Les récentes attaques de la section islamiste Boko Haram dans le Nord du Nigéria ont entraîné des déplacements de milliers de nigérians et de retournés tchadiens qui ont pris refuge sur le territoire tchadien. Parmi les personnes déplacées se trouvent des enfants non accompagnés.

Mohamat Zanah, un bébé de six mois est parmi la centaine d’enfants non accompagnés qui se trouvent dans les camps de réfugiés à Bagassola et dans d’autres villages tchadiens proches de la frontière avec le Nigeria. L’enfant semble être en bonne santé et sa tutrice, Haoua Nassirou, une réfugiée nigériane, rassure qu’il prend du lait artificiel depuis qu’il a été retrouvé dans la nuit, tout seul, pleurant sur le corps inerte de sa mère, tuée par les membres de la secte islamiste Boko Haram.

La jeune réfugiée raconte que l’attaque de Boko Haram dans son village Doro Baga a eu lieu au petit matin alors que le village s’apprêtait à se réveiller comme d’habitude. Elle a encore en mémoire les coups de feu tirés par les assaillants et surtout l’image des corps sans vie des personnes qu’elle connaissait très bien et avec qui elle avait vécu jusque-là.

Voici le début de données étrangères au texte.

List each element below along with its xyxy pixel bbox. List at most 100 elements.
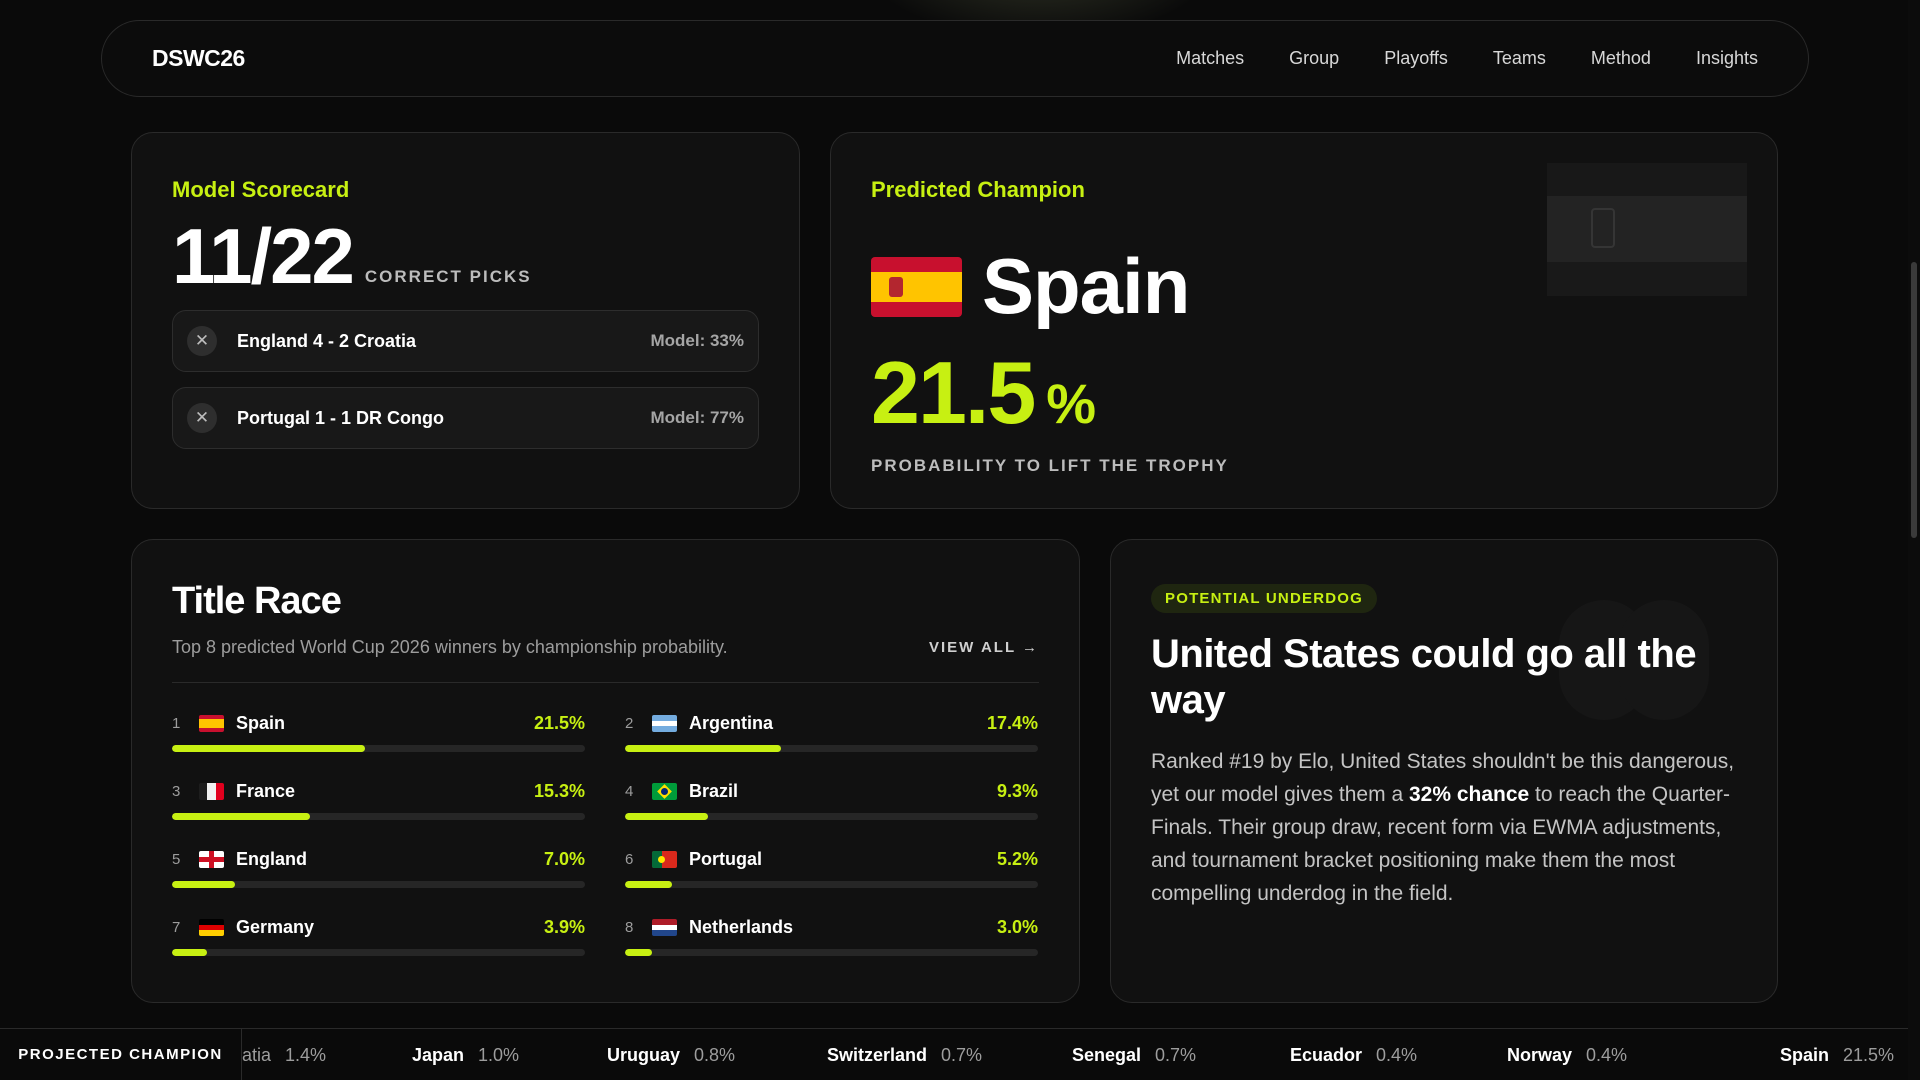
scorecard-title: Model Scorecard [172,177,350,202]
percent-sign: % [1046,372,1097,435]
title-race-card: Title Race Top 8 predicted World Cup 202… [131,539,1080,1003]
ticker-item: Ecuador 0.4% [1290,1045,1417,1066]
ticker-item: Senegal 0.7% [1072,1045,1196,1066]
spain-flag-icon [199,714,224,732]
title-race-header: Top 8 predicted World Cup 2026 winners b… [172,637,1039,683]
title-race-list: 1 Spain 21.5% 2 Argentina 17.4% 3 France 15.3% 4 B… [172,713,1039,957]
race-rank: 3 [172,782,181,800]
pick-row[interactable]: ✕ Portugal 1 - 1 DR Congo Model: 77% [172,387,759,449]
nav-link-teams[interactable]: Teams [1493,48,1546,69]
pick-match: Portugal 1 - 1 DR Congo [237,407,444,428]
race-item-header: 1 Spain 21.5% [172,713,585,733]
race-rank: 1 [172,714,181,732]
title-race-item[interactable]: 8 Netherlands 3.0% [625,917,1038,957]
ticker-pct: 21.5% [1843,1044,1895,1065]
underdog-badge: POTENTIAL UNDERDOG [1151,584,1377,613]
title-race-item[interactable]: 7 Germany 3.9% [172,917,585,957]
race-team-pct: 3.9% [543,916,585,937]
probability-bar [172,949,585,956]
brazil-flag-icon [652,782,677,800]
race-team-name: Portugal [689,848,763,869]
probability-bar [172,745,585,752]
race-rank: 6 [625,850,634,868]
view-all-link[interactable]: VIEW ALL → [929,639,1039,656]
nav-link-group[interactable]: Group [1289,48,1339,69]
france-flag-icon [199,782,224,800]
brand-logo[interactable]: DSWC26 [152,45,245,72]
race-team-pct: 21.5% [533,712,585,733]
title-race-item[interactable]: 2 Argentina 17.4% [625,713,1038,753]
ticker-item: Switzerland 0.7% [827,1045,982,1066]
predicted-champion-card: Predicted Champion Spain 21.5 % PROBABIL… [830,132,1778,509]
nav-link-playoffs[interactable]: Playoffs [1384,48,1448,69]
race-team-name: Spain [236,712,286,733]
nav-link-matches[interactable]: Matches [1176,48,1244,69]
underdog-card: POTENTIAL UNDERDOG United States could g… [1110,539,1778,1003]
race-team-name: France [236,780,296,801]
score-value: 11/22 [172,212,355,300]
title-race-item[interactable]: 3 France 15.3% [172,781,585,821]
projected-champion-ticker: PROJECTED CHAMPION atia 1.4% Japan 1.0% Urug… [0,1028,1920,1080]
ticker-item: atia 1.4% [242,1045,326,1066]
probability-bar-fill [625,813,709,820]
netherlands-flag-icon [652,918,677,936]
title-race-item[interactable]: 1 Spain 21.5% [172,713,585,753]
race-team-name: Netherlands [689,916,794,937]
race-item-header: 5 England 7.0% [172,849,585,869]
underdog-body: Ranked #19 by Elo, United States shouldn… [1151,745,1737,910]
spain-flag-watermark [1547,163,1747,296]
race-team-pct: 17.4% [986,712,1038,733]
race-item-header: 8 Netherlands 3.0% [625,917,1038,937]
probability-bar-fill [172,949,208,956]
race-team-name: Brazil [689,780,739,801]
race-rank: 4 [625,782,634,800]
ticker-team: Spain [1780,1044,1830,1065]
race-team-pct: 9.3% [996,780,1038,801]
race-team-name: Germany [236,916,315,937]
race-rank: 5 [172,850,181,868]
probability-bar [625,745,1038,752]
probability-bar-fill [172,881,235,888]
pick-row[interactable]: ✕ England 4 - 2 Croatia Model: 33% [172,310,759,372]
pick-model: Model: 77% [650,408,744,427]
ticker-track: atia 1.4% Japan 1.0% Uruguay 0.8% Switzerland 0… [242,1029,1920,1080]
scrollbar-thumb[interactable] [1911,262,1917,538]
nav-link-insights[interactable]: Insights [1696,48,1758,69]
champion-probability-value: 21.5 [871,343,1036,442]
title-race-item[interactable]: 6 Portugal 5.2% [625,849,1038,889]
champion-probability: 21.5 % [871,342,1737,444]
ticker-item: Norway 0.4% [1507,1045,1627,1066]
model-scorecard-card: Model Scorecard 11/22 CORRECT PICKS ✕ En… [131,132,800,509]
title-race-item[interactable]: 4 Brazil 9.3% [625,781,1038,821]
close-icon: ✕ [187,326,217,356]
ticker-team: Uruguay [607,1044,681,1065]
ticker-pct: 1.0% [478,1044,520,1065]
page-scrollbar[interactable] [1908,0,1920,1080]
race-team-pct: 3.0% [996,916,1038,937]
score-caption: CORRECT PICKS [364,267,532,286]
title-race-item[interactable]: 5 England 7.0% [172,849,585,889]
race-team-name: Argentina [689,712,774,733]
probability-bar [625,813,1038,820]
underdog-title: United States could go all the way [1151,632,1697,722]
title-race-heading: Title Race [172,580,342,622]
race-item-header: 2 Argentina 17.4% [625,713,1038,733]
race-rank: 2 [625,714,634,732]
score-row: 11/22 CORRECT PICKS [172,217,759,295]
race-team-pct: 5.2% [996,848,1038,869]
probability-bar [172,881,585,888]
probability-bar-fill [172,745,365,752]
nav-link-method[interactable]: Method [1591,48,1651,69]
ticker-pct: 0.8% [694,1044,736,1065]
race-team-pct: 7.0% [543,848,585,869]
germany-flag-icon [199,918,224,936]
pick-model: Model: 33% [650,331,744,350]
race-item-header: 4 Brazil 9.3% [625,781,1038,801]
race-team-name: England [236,848,307,869]
england-flag-icon [199,850,224,868]
probability-bar-fill [625,949,652,956]
ticker-item: Spain 21.5% [1780,1045,1894,1066]
probability-bar-fill [625,881,672,888]
portugal-flag-icon [652,850,677,868]
ticker-team: Ecuador [1290,1044,1363,1065]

Grâce à Allah, dit-elle, ses huit enfants et elle ont pu échapper à la tuerie pour rejoindre les bords du Lac Tchad où ils ont pris une pirogue pour se réfugier en territoire tchadien. C’est au cours de la fuite vers le lac, poursuit-elle, qu’elle a découvert un bébé pleurant sur le corps sans vie de sa mère. Malgré la difficulté qu’elle éprouvait déjà à trainer huit enfants dans la nuit, elle a décidé de prendre le petit garçon avec elle. ‘Je ne pouvais pas l’abandonner’ dit-elle en le regardant avec affection. Depuis cette fameuse nuit où leurs destins se sont croisés, elle prend soin de lui autant qu’elle le fait de sa dernière fille qui est née il y a juste trois semaines.

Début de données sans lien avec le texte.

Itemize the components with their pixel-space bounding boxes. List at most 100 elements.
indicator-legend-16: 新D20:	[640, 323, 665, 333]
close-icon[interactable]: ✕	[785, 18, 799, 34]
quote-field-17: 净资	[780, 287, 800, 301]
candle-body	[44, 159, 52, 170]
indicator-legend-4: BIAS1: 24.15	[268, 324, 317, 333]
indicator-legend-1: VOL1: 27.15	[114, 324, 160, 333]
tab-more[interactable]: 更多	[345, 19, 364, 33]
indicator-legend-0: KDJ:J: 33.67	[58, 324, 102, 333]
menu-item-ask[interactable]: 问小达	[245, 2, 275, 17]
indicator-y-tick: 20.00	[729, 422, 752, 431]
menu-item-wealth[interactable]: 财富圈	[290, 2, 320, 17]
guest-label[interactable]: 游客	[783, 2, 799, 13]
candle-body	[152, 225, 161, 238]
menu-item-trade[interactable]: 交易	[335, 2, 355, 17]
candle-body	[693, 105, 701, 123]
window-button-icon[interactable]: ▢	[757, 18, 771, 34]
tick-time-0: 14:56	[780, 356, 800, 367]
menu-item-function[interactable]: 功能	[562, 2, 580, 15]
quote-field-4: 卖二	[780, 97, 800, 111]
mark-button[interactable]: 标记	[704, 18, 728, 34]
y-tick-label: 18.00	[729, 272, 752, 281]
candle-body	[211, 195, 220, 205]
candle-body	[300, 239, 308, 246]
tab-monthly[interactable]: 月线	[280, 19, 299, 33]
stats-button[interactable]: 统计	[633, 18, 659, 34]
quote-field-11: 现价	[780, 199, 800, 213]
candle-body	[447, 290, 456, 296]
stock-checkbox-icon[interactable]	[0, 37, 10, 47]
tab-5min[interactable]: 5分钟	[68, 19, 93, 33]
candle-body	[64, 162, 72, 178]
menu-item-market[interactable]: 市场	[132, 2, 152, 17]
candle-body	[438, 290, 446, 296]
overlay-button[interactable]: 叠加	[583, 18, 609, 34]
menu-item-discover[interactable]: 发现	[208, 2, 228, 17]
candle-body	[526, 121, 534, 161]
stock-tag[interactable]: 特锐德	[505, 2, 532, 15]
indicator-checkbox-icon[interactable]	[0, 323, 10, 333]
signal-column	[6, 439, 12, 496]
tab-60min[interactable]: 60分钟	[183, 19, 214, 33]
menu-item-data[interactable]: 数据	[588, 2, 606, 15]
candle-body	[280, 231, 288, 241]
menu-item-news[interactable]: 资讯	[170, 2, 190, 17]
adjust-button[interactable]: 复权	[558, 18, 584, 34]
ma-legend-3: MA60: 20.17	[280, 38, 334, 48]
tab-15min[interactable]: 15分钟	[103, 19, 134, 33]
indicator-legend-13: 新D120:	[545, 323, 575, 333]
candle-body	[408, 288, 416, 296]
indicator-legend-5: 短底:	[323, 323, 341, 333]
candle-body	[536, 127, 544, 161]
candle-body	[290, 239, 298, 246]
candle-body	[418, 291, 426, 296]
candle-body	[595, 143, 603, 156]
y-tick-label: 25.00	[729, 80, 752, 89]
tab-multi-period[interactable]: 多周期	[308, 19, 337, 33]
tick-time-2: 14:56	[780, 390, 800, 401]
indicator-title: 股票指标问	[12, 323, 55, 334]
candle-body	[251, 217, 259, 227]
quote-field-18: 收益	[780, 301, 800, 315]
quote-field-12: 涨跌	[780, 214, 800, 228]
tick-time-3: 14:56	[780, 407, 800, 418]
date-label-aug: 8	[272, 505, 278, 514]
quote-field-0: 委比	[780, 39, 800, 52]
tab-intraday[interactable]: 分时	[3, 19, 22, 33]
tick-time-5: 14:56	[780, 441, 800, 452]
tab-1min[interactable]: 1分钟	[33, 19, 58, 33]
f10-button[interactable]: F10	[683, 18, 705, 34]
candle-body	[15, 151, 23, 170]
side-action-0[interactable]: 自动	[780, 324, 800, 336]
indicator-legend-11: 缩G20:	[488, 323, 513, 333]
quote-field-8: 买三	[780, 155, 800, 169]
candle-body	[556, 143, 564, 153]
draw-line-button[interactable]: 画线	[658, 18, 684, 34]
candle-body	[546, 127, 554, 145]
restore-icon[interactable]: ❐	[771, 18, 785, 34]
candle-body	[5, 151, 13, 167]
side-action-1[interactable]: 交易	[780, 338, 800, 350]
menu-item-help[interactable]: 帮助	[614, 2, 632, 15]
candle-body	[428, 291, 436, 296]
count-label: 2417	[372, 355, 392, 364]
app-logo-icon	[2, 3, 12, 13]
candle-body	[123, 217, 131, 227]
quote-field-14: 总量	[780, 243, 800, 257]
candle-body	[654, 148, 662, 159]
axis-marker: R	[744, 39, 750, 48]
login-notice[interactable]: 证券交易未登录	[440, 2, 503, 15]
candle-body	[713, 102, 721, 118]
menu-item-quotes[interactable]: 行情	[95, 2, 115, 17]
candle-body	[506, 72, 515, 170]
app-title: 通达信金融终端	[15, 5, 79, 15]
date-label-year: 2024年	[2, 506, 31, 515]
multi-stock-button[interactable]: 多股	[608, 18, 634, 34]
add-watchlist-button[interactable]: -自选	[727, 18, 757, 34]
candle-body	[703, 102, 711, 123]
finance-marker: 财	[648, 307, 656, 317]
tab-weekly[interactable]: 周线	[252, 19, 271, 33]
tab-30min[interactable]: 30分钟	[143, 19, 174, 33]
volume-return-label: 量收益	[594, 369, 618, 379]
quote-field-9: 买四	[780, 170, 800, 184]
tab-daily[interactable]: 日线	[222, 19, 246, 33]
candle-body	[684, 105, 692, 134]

Mohamat Zanah et les autres enfants non accompagnés ont désormais un abri et sont en sécurité dans des familles d’accueil. Pour l’instant, le souci majeur de la jeune maman est de nourrir et de soigner les deux nourrissons dont elle a la charge. Elle et son mari ont tout perdu et ne dispose pas de moyens financiers pour subvenir aux besoins de leur famille. Malgré tout cela, l’espoir existe. Le Gouvernement du Tchad et la communauté humanitaire sont à leur chevet et les réfugiés en sont reconnaissants. Mais au-delà de cette assistance nécessaire au vu de la situation actuelle, Haoua, comme d’autres réfugiés, rêve du jour où elle rentrera dans son village, un village pacifié où elle pourra continuer à éduquer ses enfants.

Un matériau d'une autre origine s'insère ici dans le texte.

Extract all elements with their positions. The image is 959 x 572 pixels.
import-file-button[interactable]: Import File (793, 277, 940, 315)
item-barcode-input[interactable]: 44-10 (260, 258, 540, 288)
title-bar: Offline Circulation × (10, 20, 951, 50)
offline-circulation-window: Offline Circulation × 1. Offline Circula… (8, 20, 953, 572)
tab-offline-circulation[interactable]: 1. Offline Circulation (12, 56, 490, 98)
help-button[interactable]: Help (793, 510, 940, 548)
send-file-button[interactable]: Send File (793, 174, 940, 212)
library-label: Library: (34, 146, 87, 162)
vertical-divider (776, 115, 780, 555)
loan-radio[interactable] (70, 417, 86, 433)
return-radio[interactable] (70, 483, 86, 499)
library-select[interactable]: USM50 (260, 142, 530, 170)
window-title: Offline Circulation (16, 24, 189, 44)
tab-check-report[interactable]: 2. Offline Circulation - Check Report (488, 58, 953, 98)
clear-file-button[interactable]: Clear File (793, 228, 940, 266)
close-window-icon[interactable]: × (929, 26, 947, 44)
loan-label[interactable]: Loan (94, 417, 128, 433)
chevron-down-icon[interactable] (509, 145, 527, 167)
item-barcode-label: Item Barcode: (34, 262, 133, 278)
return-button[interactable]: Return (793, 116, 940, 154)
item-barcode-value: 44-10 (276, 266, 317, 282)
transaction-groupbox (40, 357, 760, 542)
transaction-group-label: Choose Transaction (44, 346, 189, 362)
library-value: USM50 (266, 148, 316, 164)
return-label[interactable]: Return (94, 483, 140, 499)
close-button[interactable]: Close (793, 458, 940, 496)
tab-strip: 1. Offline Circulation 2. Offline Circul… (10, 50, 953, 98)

L’avenir des enfants non accompagnés ou même de ceux qui ont leurs parents auprès d’eux, dépend largement de l’évolution de la situation dans les mois à venir. ‘Si nous avons la chance de rentrer, je pourrais soit remettre le petit Mohamat Zanah à sa famille biologique ou alors le garder indéfiniment’, conclut Haoua.

Pour les responsables de la Delegation de l’Action Sociale et de l’UNICEF, l’exemple de Haoua Nassirou mérite d’être encouragé et émulé par d’autres personnes afin de redonner espoir aux nombreux enfants qui n’ont plus d’attache familiale suite aux différents conflits.